One wonders at the limits of this. Mercifully, I think that when I am in my eighties I will be spared the sight of my fellow senior citizens dancing the grind, for the safety of their hips, if nothing else; but, of course, it could be that by the time I am in my eighties dancing instructors will have begun teaching tamed versions of the grind for those who don't like that much touching, and everyone will regard the grind as the sort of thing old people do at weddings. Nobody will think of it as risqué.

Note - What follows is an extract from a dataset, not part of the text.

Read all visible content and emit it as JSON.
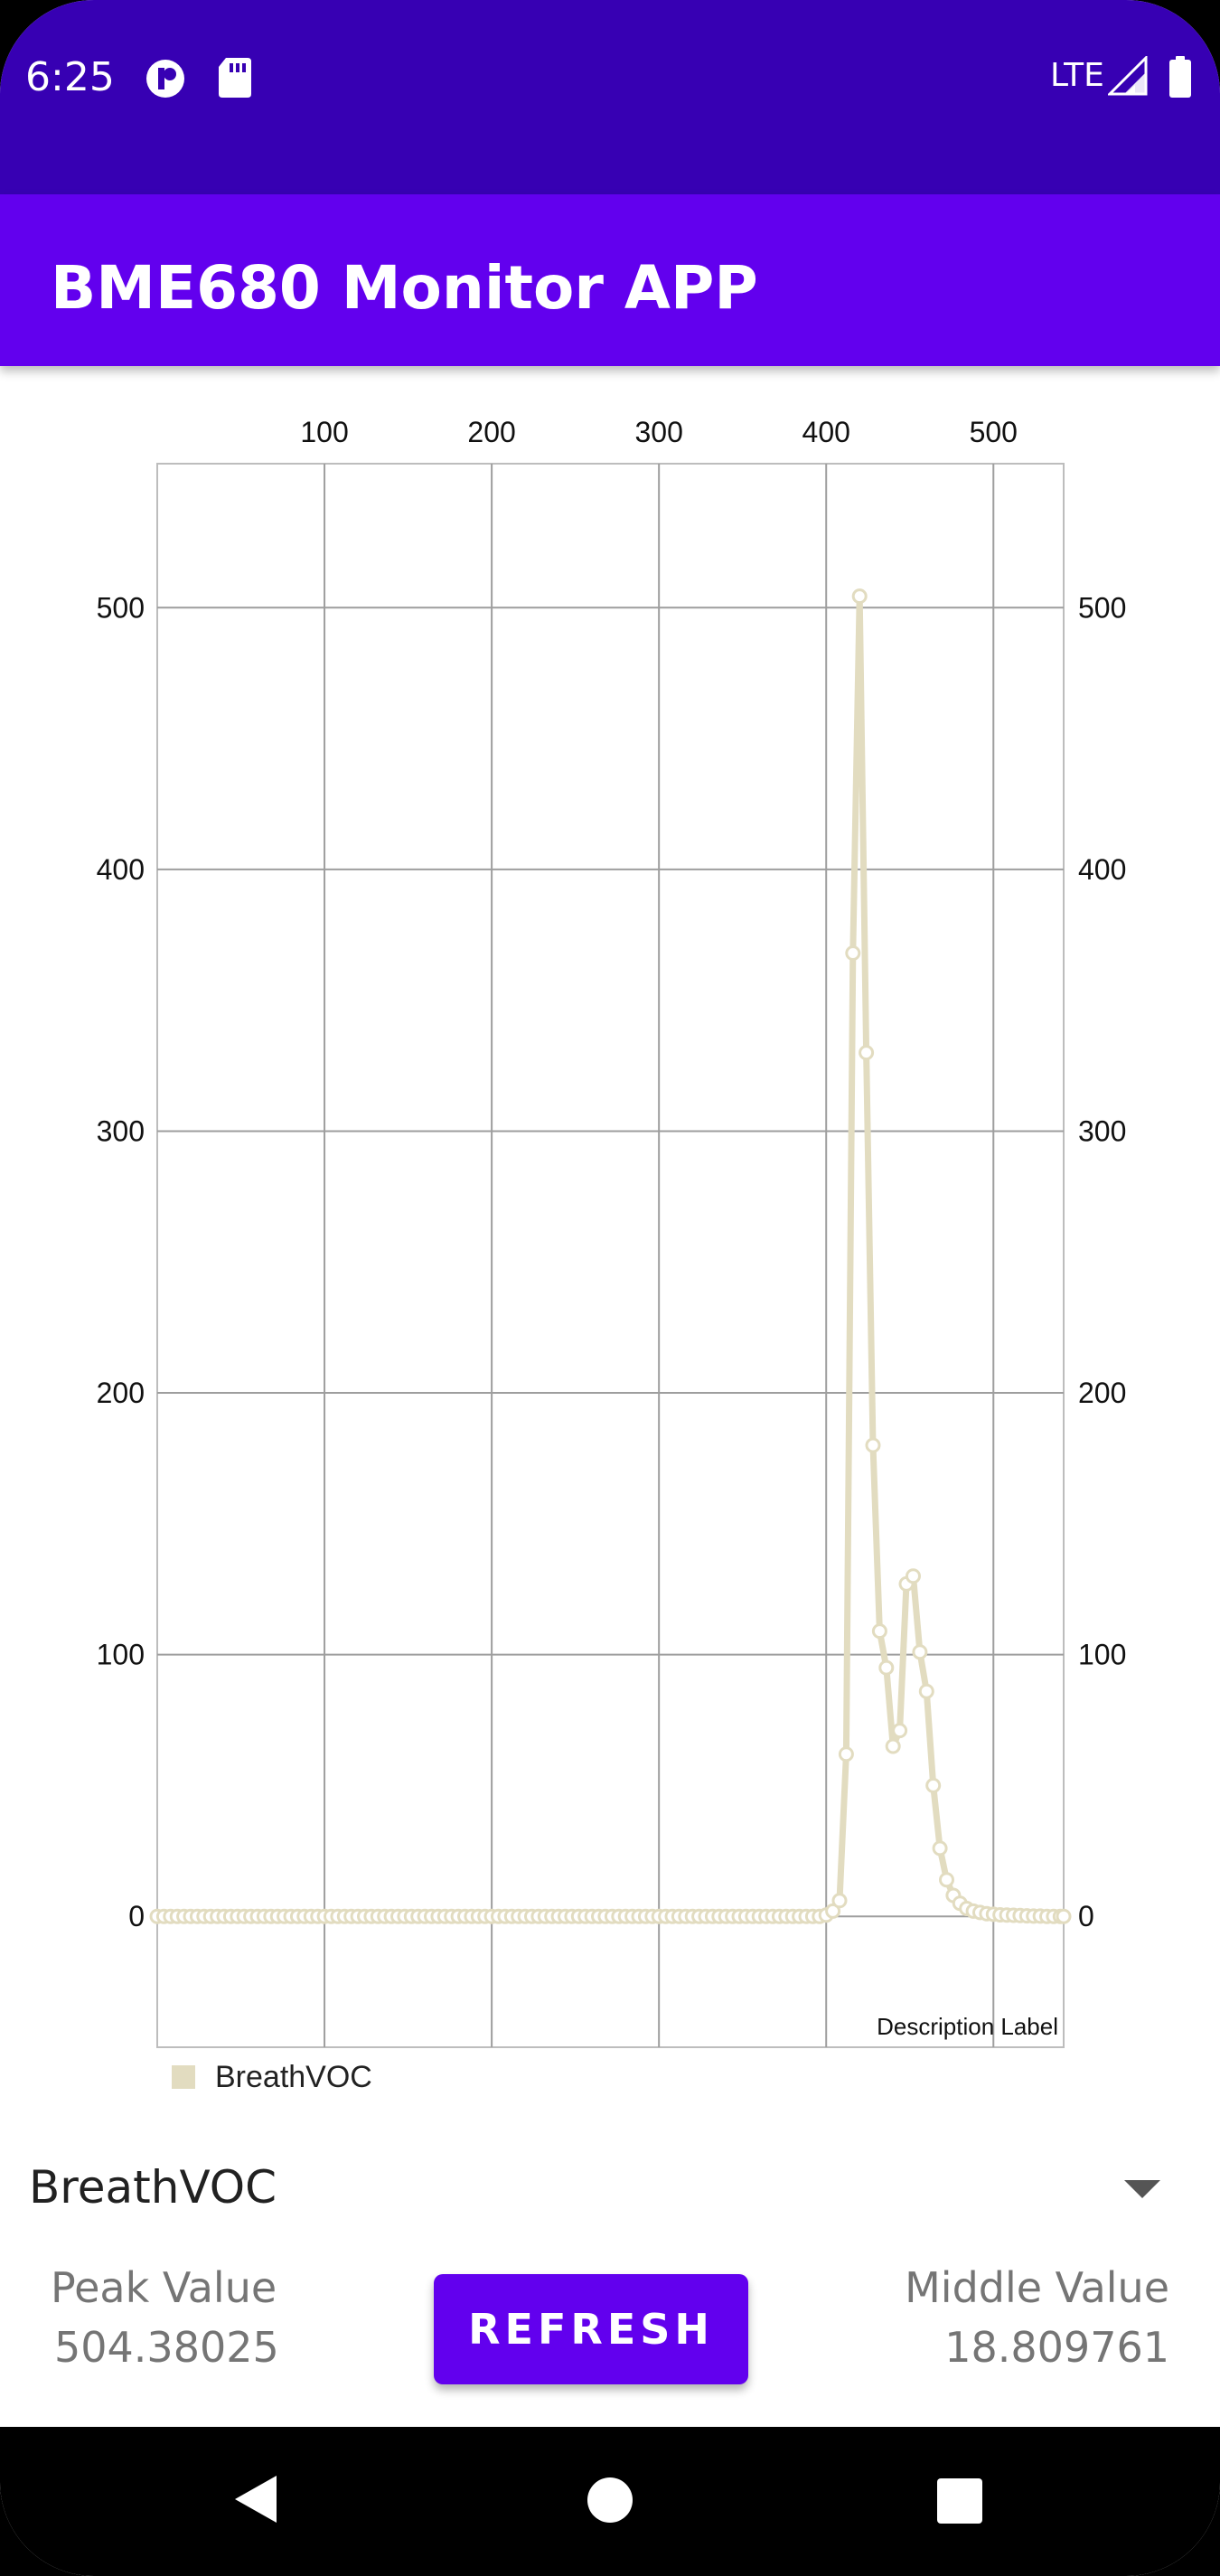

Or it might break off as a sort of subculture. Polka did that. It's common to think of polka as very silly and old-fashioned music for very silly and old-fashioned dancing; but obviously nobody thought Polka was old-fashioned when it first came out, and nobody thought it silly, either. Polka is dance music, and like all new dance music it was associated with sex-obsessed young people -- young men showing off for young women, to get them interested enough to go farther than dancing. That's why polka has so much beat to it; and why the bare beat, if you consider it alone, starts sounding a lot like the dance music that is played in nightclubs today. We think it's silly because of the tubas; but the thing about tubas is that they are good for conveying a LOUD BASS BEAT if you don't have amplifiers. You don't just hear a tuba, you feel it, just as you feel the drum track blasted in nightclubs. It's dance music, differing only in the preferred instruments. Perhaps the sort of thing that is done in nightclubs today is the sort of thing that will eventually be seen the way we see polka. Perhaps it will be a thing we associate with odd European festivals, in which all the men wear jeans-and-boxer combos rather than lederhosen. It won't seem sexy; it will just seem weird (or quirkily fun, if you like that sort of thing). Oompa-oompa-oompa. Or, rather, uhntiss-uhntiss-uhntiss.

Or perhaps we really will be subject to the sight of grandparents and fathers and daughters grinding, God help us. What we can be sure of is that what people think of as sexy will have changed radically. The young will find new things to push the bounds of propriety because what their elders saw as pushing the bounds of propriety is something the young think of as associated with their elders. For my own part, I root for the least probable of all the scenarios, in which the young again dance the waltz on that line between what you can and can't do in public. If nothing else, the music showed more genius then.